We write you as the leaders of the two Senate caucuses and the Chair and Ranking member of the Judiciary Committee.   We ask you to help our country by finding a path to a bipartisan police reform bill.   The nation needs it, and the Senate should rise to the occasion.

Recent weeks have seen nationwide protests about police violence against African Americans, motivated by the killings of George Floyd, Breonna Taylor and Ahmaud Arbery.   These were heartbreaking deaths, and the anger that people feel must be addressed.   We have all had the experience of working with police officers at the local, state and federal levels who bring honor to the profession, but it is also clear that systemic reforms are needed.

Both parties recognize the need for action.   Senators Booker and Harris, together with Democratic co-sponsors, have introduced the Justice in Policing Act of 2020.   Senator Scott, with Republican co-sponsors, has introduced the JUSTICE Act.   

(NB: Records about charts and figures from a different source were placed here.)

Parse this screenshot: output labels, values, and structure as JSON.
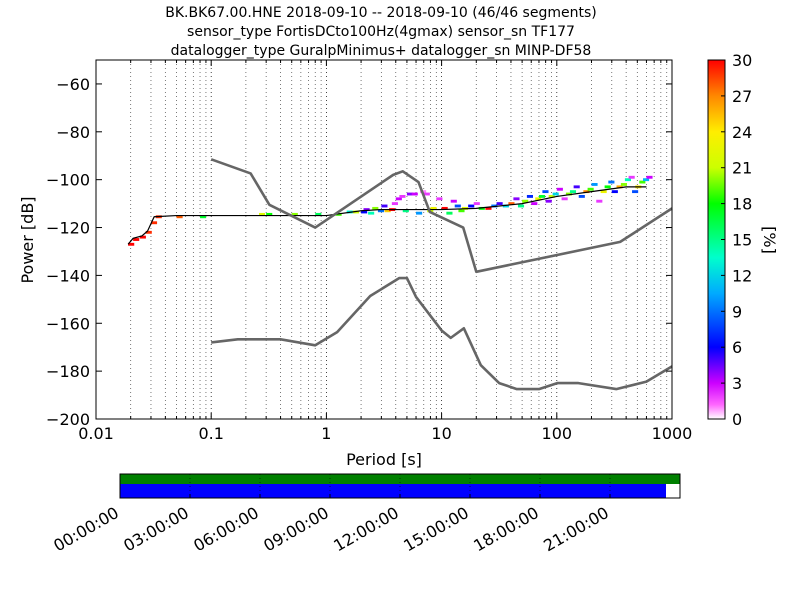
{
  "title_lines": [
    "BK.BK67.00.HNE   2018-09-10 -- 2018-09-10  (46/46 segments)",
    "sensor_type FortisDCto100Hz(4gmax) sensor_sn TF177",
    "datalogger_type GuralpMinimus+ datalogger_sn MINP-DF58"
  ],
  "chart_data": {
    "type": "heatmap",
    "xlabel": "Period [s]",
    "ylabel": "Power [dB]",
    "x_scale": "log",
    "xlim": [
      0.01,
      1000
    ],
    "ylim": [
      -200,
      -50
    ],
    "x_ticks": [
      0.01,
      0.1,
      1,
      10,
      100,
      1000
    ],
    "x_tick_labels": [
      "0.01",
      "0.1",
      "1",
      "10",
      "100",
      "1000"
    ],
    "y_ticks": [
      -200,
      -180,
      -160,
      -140,
      -120,
      -100,
      -80,
      -60
    ],
    "y_tick_labels": [
      "−200",
      "−180",
      "−160",
      "−140",
      "−120",
      "−100",
      "−80",
      "−60"
    ],
    "grid": "dotted vertical",
    "colorbar": {
      "label": "[%]",
      "min": 0,
      "max": 30,
      "ticks": [
        0,
        3,
        6,
        9,
        12,
        15,
        18,
        21,
        24,
        27,
        30
      ],
      "tick_labels": [
        "0",
        "3",
        "6",
        "9",
        "12",
        "15",
        "18",
        "21",
        "24",
        "27",
        "30"
      ],
      "colormap": "pqlx"
    },
    "noise_models": [
      {
        "id": "high_noise_model",
        "color": "#666666",
        "points": [
          [
            0.1,
            -91.5
          ],
          [
            0.22,
            -97.4
          ],
          [
            0.32,
            -110.5
          ],
          [
            0.8,
            -120.0
          ],
          [
            3.8,
            -98.0
          ],
          [
            4.6,
            -96.5
          ],
          [
            6.3,
            -101.0
          ],
          [
            7.9,
            -113.5
          ],
          [
            15.4,
            -120.0
          ],
          [
            20.0,
            -138.5
          ],
          [
            354.8,
            -126.0
          ],
          [
            1000,
            -112.0
          ]
        ]
      },
      {
        "id": "low_noise_model",
        "color": "#666666",
        "points": [
          [
            0.1,
            -168.0
          ],
          [
            0.17,
            -166.7
          ],
          [
            0.4,
            -166.7
          ],
          [
            0.8,
            -169.2
          ],
          [
            1.24,
            -163.7
          ],
          [
            2.4,
            -148.6
          ],
          [
            4.3,
            -141.1
          ],
          [
            5.0,
            -141.1
          ],
          [
            6.0,
            -149.0
          ],
          [
            10.0,
            -163.0
          ],
          [
            12.0,
            -166.1
          ],
          [
            15.6,
            -162.1
          ],
          [
            21.9,
            -177.5
          ],
          [
            31.6,
            -185.0
          ],
          [
            45.0,
            -187.5
          ],
          [
            70.0,
            -187.5
          ],
          [
            101.0,
            -185.0
          ],
          [
            154.0,
            -185.0
          ],
          [
            328.0,
            -187.5
          ],
          [
            600.0,
            -184.4
          ],
          [
            1000,
            -178.0
          ]
        ]
      }
    ],
    "psd_mode": {
      "color": "#000000",
      "points": [
        [
          0.019,
          -127
        ],
        [
          0.021,
          -124.5
        ],
        [
          0.025,
          -123.5
        ],
        [
          0.028,
          -121.5
        ],
        [
          0.032,
          -115.5
        ],
        [
          0.05,
          -115
        ],
        [
          0.1,
          -115
        ],
        [
          0.3,
          -115
        ],
        [
          1,
          -115
        ],
        [
          2,
          -113
        ],
        [
          3,
          -112.5
        ],
        [
          5,
          -112.5
        ],
        [
          10,
          -112.5
        ],
        [
          20,
          -112
        ],
        [
          50,
          -110
        ],
        [
          100,
          -107
        ],
        [
          200,
          -105
        ],
        [
          400,
          -103
        ],
        [
          600,
          -103
        ]
      ]
    },
    "psd_cells": [
      [
        0.019,
        -127,
        30
      ],
      [
        0.021,
        -125,
        30
      ],
      [
        0.024,
        -124,
        30
      ],
      [
        0.027,
        -122,
        29
      ],
      [
        0.03,
        -118,
        29
      ],
      [
        0.033,
        -115.5,
        29
      ],
      [
        0.05,
        -115.5,
        28
      ],
      [
        0.08,
        -115.5,
        17
      ],
      [
        0.26,
        -114.5,
        22
      ],
      [
        0.3,
        -114.5,
        18
      ],
      [
        0.5,
        -114.5,
        20
      ],
      [
        0.8,
        -114.5,
        16
      ],
      [
        1.2,
        -114.5,
        19
      ],
      [
        1.5,
        -113.5,
        13
      ],
      [
        1.7,
        -113.5,
        21
      ],
      [
        2.0,
        -113.5,
        6
      ],
      [
        2.1,
        -112.5,
        4
      ],
      [
        2.3,
        -114,
        14
      ],
      [
        2.5,
        -112,
        20
      ],
      [
        2.8,
        -113,
        9
      ],
      [
        3.0,
        -111,
        5
      ],
      [
        3.2,
        -113,
        25
      ],
      [
        3.5,
        -112.5,
        30
      ],
      [
        3.7,
        -110,
        2
      ],
      [
        4.0,
        -108,
        3
      ],
      [
        4.3,
        -107,
        2
      ],
      [
        4.6,
        -113,
        15
      ],
      [
        5.0,
        -106,
        4
      ],
      [
        5.5,
        -106,
        3
      ],
      [
        6.0,
        -114,
        10
      ],
      [
        6.5,
        -105,
        1
      ],
      [
        7.0,
        -106,
        2
      ],
      [
        7.5,
        -113,
        21
      ],
      [
        8.0,
        -112,
        23
      ],
      [
        9.0,
        -108,
        2
      ],
      [
        10.0,
        -112,
        30
      ],
      [
        11.0,
        -114,
        16
      ],
      [
        12.0,
        -109,
        3
      ],
      [
        13.0,
        -111,
        8
      ],
      [
        14.0,
        -113,
        19
      ],
      [
        15.0,
        -112,
        22
      ],
      [
        17.0,
        -111,
        6
      ],
      [
        19.0,
        -110,
        2
      ],
      [
        21.0,
        -112,
        18
      ],
      [
        24.0,
        -112,
        30
      ],
      [
        27.0,
        -111,
        9
      ],
      [
        30.0,
        -110,
        5
      ],
      [
        34.0,
        -111,
        12
      ],
      [
        38.0,
        -110,
        28
      ],
      [
        42.0,
        -108,
        4
      ],
      [
        46.0,
        -111,
        15
      ],
      [
        50.0,
        -109,
        20
      ],
      [
        55.0,
        -107,
        7
      ],
      [
        60.0,
        -110,
        3
      ],
      [
        65.0,
        -108,
        23
      ],
      [
        70.0,
        -107,
        17
      ],
      [
        75.0,
        -105,
        8
      ],
      [
        80.0,
        -109,
        4
      ],
      [
        85.0,
        -107,
        21
      ],
      [
        92.0,
        -106,
        12
      ],
      [
        100.0,
        -104,
        3
      ],
      [
        110.0,
        -108,
        2
      ],
      [
        120.0,
        -106,
        20
      ],
      [
        130.0,
        -105,
        15
      ],
      [
        140.0,
        -103,
        5
      ],
      [
        155.0,
        -107,
        8
      ],
      [
        170.0,
        -105,
        27
      ],
      [
        185.0,
        -104,
        19
      ],
      [
        200.0,
        -102,
        10
      ],
      [
        220.0,
        -109,
        2
      ],
      [
        240.0,
        -105,
        23
      ],
      [
        260.0,
        -103,
        18
      ],
      [
        280.0,
        -101,
        9
      ],
      [
        300.0,
        -105,
        6
      ],
      [
        330.0,
        -103,
        26
      ],
      [
        360.0,
        -102,
        20
      ],
      [
        390.0,
        -100,
        14
      ],
      [
        420.0,
        -99,
        2
      ],
      [
        450.0,
        -105,
        8
      ],
      [
        480.0,
        -103,
        24
      ],
      [
        520.0,
        -101,
        19
      ],
      [
        560.0,
        -100,
        11
      ],
      [
        600.0,
        -99,
        3
      ]
    ]
  },
  "timeline": {
    "tick_labels": [
      "00:00:00",
      "03:00:00",
      "06:00:00",
      "09:00:00",
      "12:00:00",
      "15:00:00",
      "18:00:00",
      "21:00:00"
    ],
    "data_coverage_fraction": 1.0,
    "psd_coverage_fraction": 0.975,
    "data_color": "#008000",
    "psd_color": "#0000ff"
  }
}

We strongly believe that the Senate needs to show that it can carefully deliberate on such a weighty topic and produce a high-quality bill.   And we have a process for doing so.   The two bills should be taken up by the Judiciary Committee with hearings that will illuminate the pros and cons of each approach.   The members of the Committee should be given the opportunity to debate and amend the proposals.  And the Committee should promptly report its best version of a police reform bill to the full Senate.

The Senate should take the matter up on the floor before the August recess with ample debate and amendment opportunities.  We all have life experiences and professional expertise to bring to this debate.  

If we follow this process—not rushing for a headline but taking the time to get it right—we can find a bipartisan path to real reform.  But we are concerned that the current path—a quick floor vote with no committee hearings on the bills, no committee debate, no committee amendments, a truncated or non-existent floor amendment process—guarantees an outcome too frequently seen in this body: a partisan failure.    And we worry that an unsuccessful short-cut process will disappoint those who desire real change and even inflame current tensions.

The issue is too important, and the moment is too powerful to play political games.   Lives are on the line, and emotions are high.   Divisions are obvious and raw.   The country needs healing.  The Senate should be an instrument of healing, and we can do that by treating this opportunity with the seriousness it deserves.